Prepare engine mount

There were a few issues with the engine mount. Some of these were a bit of a false alarm, in the light of subsequent observations. The first thing I ran into was how tightly the bushes grip the nose wheel tube. I was aware that these do have to be sanded, but I also noticed quite a bit of paint build on both the lower and upper bushing supports. I also noticed that these supports had welded a sort of doubler sheet of steel to bring the thickness into agreement with the slots in the bushings. In some cases these doublers were noticeably misaligned with the main support metal. So I did sand the paint back to metal and also smoothed down these misalignments where they were proud of the primary shape, reprimed and repainted. The correction here was on the 0.1-0.2mm level.

Only after this did I realise the primary reason for the very tight hold of the mounts on the nosegear tube. I was puzzled how separately the upper and low bushings did not grip the tube unduly. The reason actually was that these mounts are not collinear, so the tube actually passes between the mounts at an angle, and therefore the tube makes contact only on portions of the bushings. The departure from collinearity is about 5mm over a separation of ~180mm or an angle of about 1.5 degrees!

So the effort in smoothing down the paint build was actually a bit of misdirection.
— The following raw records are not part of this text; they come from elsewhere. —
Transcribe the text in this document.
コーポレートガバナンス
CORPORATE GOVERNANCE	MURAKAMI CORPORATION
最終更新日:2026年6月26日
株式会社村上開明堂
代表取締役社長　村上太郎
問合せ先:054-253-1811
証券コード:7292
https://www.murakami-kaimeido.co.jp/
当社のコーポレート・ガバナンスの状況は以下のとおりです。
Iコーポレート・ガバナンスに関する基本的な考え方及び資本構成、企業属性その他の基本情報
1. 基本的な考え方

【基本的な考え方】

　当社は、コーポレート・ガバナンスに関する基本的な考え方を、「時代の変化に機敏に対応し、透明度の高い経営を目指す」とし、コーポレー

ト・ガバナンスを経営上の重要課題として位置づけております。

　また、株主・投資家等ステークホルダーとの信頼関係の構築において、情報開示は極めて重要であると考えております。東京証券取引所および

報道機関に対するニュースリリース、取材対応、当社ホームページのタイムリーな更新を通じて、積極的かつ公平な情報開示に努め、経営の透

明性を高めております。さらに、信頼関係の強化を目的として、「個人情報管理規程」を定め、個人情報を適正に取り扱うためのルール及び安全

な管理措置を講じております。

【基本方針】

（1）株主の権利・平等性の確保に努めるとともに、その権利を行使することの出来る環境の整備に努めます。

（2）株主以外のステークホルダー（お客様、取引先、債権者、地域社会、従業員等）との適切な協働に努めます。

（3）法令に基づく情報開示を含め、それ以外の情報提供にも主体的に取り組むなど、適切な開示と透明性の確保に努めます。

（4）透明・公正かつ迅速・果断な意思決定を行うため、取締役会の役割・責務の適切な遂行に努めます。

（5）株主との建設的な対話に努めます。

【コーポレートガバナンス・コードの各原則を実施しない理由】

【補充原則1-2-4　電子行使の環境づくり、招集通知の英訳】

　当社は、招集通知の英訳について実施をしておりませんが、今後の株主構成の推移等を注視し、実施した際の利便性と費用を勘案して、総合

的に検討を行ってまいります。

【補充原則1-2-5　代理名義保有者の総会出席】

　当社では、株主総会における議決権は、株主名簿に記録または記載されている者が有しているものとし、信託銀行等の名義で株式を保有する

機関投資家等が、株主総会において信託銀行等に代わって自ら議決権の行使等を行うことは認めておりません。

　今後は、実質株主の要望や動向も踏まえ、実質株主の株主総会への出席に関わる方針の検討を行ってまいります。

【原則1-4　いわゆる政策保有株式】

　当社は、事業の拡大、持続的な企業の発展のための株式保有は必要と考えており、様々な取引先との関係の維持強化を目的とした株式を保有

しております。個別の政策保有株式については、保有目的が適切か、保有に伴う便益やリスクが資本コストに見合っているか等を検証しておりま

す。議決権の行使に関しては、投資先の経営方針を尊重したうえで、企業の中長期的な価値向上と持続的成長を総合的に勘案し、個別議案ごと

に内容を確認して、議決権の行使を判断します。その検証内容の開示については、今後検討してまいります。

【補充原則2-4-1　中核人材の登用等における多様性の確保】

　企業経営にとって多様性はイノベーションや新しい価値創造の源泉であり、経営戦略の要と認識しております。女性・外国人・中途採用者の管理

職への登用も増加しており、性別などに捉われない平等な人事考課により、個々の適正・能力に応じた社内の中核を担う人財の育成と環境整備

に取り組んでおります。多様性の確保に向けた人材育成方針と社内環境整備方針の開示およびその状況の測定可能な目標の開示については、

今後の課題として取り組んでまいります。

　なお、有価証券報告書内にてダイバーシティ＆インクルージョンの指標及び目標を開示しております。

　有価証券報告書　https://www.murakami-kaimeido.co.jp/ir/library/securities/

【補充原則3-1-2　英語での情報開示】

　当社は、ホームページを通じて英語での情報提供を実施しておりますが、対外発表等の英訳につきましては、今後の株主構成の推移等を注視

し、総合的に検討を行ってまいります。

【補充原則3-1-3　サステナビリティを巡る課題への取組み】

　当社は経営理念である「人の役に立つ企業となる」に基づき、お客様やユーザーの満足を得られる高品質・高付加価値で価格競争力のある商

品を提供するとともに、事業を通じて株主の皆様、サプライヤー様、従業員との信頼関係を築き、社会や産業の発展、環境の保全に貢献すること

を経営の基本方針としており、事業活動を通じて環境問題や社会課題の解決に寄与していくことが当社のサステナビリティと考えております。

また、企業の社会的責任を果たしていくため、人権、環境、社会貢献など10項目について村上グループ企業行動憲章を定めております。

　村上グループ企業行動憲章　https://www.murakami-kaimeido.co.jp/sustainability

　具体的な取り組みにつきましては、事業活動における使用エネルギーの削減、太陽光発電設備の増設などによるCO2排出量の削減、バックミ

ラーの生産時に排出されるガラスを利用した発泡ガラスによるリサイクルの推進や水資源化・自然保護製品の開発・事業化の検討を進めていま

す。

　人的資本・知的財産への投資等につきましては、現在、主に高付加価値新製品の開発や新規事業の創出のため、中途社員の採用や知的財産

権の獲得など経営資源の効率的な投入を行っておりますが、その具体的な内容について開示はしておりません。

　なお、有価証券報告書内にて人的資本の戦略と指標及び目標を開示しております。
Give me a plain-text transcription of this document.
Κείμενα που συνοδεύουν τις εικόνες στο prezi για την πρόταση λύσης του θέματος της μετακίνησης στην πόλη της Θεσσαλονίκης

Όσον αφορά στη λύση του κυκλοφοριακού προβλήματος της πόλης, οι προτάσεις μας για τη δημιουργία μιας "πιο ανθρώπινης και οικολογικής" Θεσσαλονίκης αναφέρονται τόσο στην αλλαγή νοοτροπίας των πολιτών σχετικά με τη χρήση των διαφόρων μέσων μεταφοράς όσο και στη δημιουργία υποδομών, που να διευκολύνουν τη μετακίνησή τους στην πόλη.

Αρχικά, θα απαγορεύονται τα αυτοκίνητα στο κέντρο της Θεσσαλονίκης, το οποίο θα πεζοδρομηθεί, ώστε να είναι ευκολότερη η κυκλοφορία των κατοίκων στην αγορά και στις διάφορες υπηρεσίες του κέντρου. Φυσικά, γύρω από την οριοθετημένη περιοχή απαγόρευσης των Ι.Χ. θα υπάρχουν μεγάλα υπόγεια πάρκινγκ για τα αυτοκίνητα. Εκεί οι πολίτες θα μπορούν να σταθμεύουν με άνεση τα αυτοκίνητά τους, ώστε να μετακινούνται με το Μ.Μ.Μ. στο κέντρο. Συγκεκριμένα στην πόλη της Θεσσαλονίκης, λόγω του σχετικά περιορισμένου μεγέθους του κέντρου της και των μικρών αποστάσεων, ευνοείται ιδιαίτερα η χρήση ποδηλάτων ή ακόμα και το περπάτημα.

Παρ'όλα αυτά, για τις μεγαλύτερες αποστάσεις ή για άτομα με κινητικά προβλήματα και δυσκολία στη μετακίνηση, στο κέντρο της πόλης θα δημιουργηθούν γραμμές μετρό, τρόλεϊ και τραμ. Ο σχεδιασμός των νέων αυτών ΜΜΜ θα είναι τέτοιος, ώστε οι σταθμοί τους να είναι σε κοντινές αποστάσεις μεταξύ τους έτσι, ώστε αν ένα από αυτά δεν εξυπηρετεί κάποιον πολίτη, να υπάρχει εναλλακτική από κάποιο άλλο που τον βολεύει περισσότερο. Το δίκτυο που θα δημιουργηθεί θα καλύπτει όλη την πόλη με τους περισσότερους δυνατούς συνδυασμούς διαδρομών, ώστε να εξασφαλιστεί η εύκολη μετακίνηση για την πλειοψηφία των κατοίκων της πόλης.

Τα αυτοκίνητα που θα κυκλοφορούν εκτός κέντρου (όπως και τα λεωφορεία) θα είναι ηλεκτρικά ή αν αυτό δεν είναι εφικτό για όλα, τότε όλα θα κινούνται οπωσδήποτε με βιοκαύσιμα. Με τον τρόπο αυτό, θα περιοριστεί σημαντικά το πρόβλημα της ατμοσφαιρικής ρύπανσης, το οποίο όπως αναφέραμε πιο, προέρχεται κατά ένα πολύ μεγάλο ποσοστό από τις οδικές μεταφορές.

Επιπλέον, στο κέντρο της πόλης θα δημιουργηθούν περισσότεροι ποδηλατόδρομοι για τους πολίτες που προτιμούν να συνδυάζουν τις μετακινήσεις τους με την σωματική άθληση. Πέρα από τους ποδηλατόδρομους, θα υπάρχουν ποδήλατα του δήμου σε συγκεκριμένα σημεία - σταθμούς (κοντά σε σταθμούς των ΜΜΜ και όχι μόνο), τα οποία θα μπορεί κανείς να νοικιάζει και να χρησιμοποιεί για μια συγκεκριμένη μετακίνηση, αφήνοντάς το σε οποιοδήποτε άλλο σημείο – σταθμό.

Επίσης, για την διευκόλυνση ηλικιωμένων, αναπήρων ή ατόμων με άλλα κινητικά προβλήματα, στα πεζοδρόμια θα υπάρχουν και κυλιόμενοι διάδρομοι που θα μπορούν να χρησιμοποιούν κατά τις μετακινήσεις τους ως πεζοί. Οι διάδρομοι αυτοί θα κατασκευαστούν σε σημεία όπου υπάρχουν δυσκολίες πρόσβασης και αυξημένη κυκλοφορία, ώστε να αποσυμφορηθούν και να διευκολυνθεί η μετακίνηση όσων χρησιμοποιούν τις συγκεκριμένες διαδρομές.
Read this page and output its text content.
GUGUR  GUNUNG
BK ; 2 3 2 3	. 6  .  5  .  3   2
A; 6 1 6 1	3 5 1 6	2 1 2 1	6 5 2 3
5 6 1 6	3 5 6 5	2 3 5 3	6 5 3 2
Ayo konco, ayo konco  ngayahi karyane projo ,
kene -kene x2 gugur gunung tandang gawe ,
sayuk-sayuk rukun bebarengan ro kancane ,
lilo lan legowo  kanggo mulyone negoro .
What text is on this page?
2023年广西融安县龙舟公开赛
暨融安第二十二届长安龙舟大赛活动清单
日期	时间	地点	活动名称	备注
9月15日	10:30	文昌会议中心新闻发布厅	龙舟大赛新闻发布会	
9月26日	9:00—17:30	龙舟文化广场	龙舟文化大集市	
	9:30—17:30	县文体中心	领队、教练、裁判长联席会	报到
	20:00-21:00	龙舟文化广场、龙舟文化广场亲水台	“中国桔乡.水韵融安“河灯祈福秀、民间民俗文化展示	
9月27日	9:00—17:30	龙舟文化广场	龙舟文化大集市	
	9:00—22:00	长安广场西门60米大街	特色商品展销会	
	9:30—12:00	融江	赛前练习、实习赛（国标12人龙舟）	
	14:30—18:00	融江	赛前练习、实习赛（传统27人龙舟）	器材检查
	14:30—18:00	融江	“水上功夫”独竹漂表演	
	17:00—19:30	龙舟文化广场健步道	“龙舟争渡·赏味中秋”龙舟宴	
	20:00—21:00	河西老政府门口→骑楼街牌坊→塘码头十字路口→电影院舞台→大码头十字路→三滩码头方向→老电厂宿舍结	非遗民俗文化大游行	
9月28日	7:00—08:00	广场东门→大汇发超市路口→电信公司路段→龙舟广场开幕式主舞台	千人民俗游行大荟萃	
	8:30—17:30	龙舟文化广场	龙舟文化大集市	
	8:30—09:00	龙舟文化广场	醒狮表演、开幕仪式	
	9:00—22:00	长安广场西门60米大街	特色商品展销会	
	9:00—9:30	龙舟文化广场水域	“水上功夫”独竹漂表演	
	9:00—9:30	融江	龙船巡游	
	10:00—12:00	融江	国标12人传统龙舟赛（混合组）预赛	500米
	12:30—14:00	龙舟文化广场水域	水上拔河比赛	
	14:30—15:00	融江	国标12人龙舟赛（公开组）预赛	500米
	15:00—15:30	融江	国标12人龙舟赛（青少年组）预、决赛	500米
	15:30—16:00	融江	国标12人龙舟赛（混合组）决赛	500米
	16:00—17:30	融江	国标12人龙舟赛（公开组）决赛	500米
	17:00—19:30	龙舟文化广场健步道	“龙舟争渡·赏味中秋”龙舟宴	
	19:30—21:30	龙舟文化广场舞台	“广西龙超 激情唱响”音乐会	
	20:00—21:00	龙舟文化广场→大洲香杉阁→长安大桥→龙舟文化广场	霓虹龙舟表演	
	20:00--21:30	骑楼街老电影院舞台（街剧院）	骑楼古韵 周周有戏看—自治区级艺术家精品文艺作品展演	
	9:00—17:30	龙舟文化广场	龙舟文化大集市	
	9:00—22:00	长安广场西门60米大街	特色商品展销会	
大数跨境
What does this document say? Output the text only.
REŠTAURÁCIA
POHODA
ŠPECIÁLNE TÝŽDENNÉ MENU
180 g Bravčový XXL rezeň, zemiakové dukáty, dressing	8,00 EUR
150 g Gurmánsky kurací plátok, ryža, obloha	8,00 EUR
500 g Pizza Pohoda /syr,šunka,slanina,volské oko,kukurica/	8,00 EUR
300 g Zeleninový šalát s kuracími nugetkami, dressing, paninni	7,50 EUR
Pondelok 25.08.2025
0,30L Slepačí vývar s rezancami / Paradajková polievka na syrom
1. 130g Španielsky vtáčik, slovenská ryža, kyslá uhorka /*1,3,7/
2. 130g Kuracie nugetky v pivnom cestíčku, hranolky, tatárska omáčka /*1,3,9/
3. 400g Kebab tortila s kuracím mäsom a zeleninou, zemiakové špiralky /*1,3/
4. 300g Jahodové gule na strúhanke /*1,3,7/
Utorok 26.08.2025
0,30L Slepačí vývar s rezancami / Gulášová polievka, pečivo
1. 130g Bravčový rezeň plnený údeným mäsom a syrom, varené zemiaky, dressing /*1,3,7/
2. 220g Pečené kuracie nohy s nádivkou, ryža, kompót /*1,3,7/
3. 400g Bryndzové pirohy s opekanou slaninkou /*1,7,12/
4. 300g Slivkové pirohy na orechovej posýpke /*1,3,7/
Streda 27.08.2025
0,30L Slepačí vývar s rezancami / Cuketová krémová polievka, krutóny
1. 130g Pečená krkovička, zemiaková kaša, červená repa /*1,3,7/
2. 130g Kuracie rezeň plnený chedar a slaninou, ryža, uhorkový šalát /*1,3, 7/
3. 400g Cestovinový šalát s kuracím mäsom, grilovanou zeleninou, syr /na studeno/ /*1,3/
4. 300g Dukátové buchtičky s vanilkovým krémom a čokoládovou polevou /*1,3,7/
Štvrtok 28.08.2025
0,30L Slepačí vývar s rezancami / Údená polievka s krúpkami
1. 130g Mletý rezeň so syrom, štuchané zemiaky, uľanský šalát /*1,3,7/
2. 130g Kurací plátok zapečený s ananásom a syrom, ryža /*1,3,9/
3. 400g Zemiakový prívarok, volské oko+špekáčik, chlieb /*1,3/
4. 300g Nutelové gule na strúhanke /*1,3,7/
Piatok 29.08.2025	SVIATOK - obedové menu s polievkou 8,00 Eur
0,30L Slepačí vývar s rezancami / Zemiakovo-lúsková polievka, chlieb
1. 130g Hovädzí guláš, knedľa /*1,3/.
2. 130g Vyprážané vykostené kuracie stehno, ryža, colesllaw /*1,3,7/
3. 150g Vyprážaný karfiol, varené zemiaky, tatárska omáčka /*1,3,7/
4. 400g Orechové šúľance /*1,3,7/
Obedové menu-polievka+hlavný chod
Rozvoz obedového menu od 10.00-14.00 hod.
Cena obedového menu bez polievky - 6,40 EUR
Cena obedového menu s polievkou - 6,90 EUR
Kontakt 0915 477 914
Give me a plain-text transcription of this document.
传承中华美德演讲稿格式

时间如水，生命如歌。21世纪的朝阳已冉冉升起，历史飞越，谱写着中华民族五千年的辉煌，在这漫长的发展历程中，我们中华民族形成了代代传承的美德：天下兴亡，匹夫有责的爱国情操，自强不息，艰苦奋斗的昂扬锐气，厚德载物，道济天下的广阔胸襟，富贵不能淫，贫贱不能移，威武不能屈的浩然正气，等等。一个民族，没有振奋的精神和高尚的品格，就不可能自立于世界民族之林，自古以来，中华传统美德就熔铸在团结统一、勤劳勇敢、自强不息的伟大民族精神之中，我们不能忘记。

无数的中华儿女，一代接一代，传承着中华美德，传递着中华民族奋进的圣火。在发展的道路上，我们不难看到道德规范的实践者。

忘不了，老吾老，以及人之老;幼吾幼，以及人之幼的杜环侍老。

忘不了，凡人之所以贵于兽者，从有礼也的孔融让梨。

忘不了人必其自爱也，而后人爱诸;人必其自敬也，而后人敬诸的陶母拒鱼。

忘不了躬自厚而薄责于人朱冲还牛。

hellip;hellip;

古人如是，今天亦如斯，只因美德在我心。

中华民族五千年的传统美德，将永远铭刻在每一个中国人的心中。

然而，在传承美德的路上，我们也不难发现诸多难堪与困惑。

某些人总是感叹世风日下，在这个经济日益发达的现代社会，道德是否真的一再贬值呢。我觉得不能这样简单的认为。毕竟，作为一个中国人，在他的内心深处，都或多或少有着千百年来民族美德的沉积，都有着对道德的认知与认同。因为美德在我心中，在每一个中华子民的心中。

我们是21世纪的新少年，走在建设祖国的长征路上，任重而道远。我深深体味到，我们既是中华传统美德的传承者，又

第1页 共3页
On the other hand, less sanding of the bushes would be required to allow the nosegear tube to slide freely. But also, owing to this, the bearing surfaces between the bushings and the nosegear tube would be a little less, because the bushings are about 0.1-0.2mm further apart compared to what they would have been.

A possible benefit to having to remove less material from the bushing is that there is less chance of the bushings binding if the semi-circular pieces from which they are composed wander rotationally over time in the mounts. But also, on the other hand, the near absence of a significant divot being sanded out of the mount will prevent same from acting to keep the semi-circular bushing halves in they original positions.

I examined another more recent engine mount and found that it did not have this departure from collinearity. I presume that I was not particularly unlucky and that the degree of collinearity was a not-so-well controlled variable in the past, and that many Slings out in the field have the same property. As I have not heard of it being a problem and that I am also not in the habit of doing heavy nosewheel landings I do not expect it to be a problem.

Another issue with my engine mount was a slight warping of one of the layers (there are 4 layers) of the upper bushing mount which prevented one of the AN3-26 bolts from being fully pushed through, that is not without damaging the thread. The misalignment was corrected by opening up the 3/16" hole on the offending layer, by about 0.15mm. Consequently, the hole on this layer is slightly elongated but there are four layers, and I have also ensured the spaces between the layers are tightly packed with washers, so that the bolt can be properly torqued. The clamping force of the bolt is therefore fully established. Such a clamping force also helps to ensure the shear load capability of even the affected layer is still substantially maintained. For good measure I replaced the AN3 bolts on both the upper and lower bushing mounts with AN173 close tolerance equivalents, achieving an even tighter fit. In any case the elongation of the hole in the single layer of the upper bushing mount is in a lateral direction orthogonal to the fore-aft direction of significant shear loading in servce.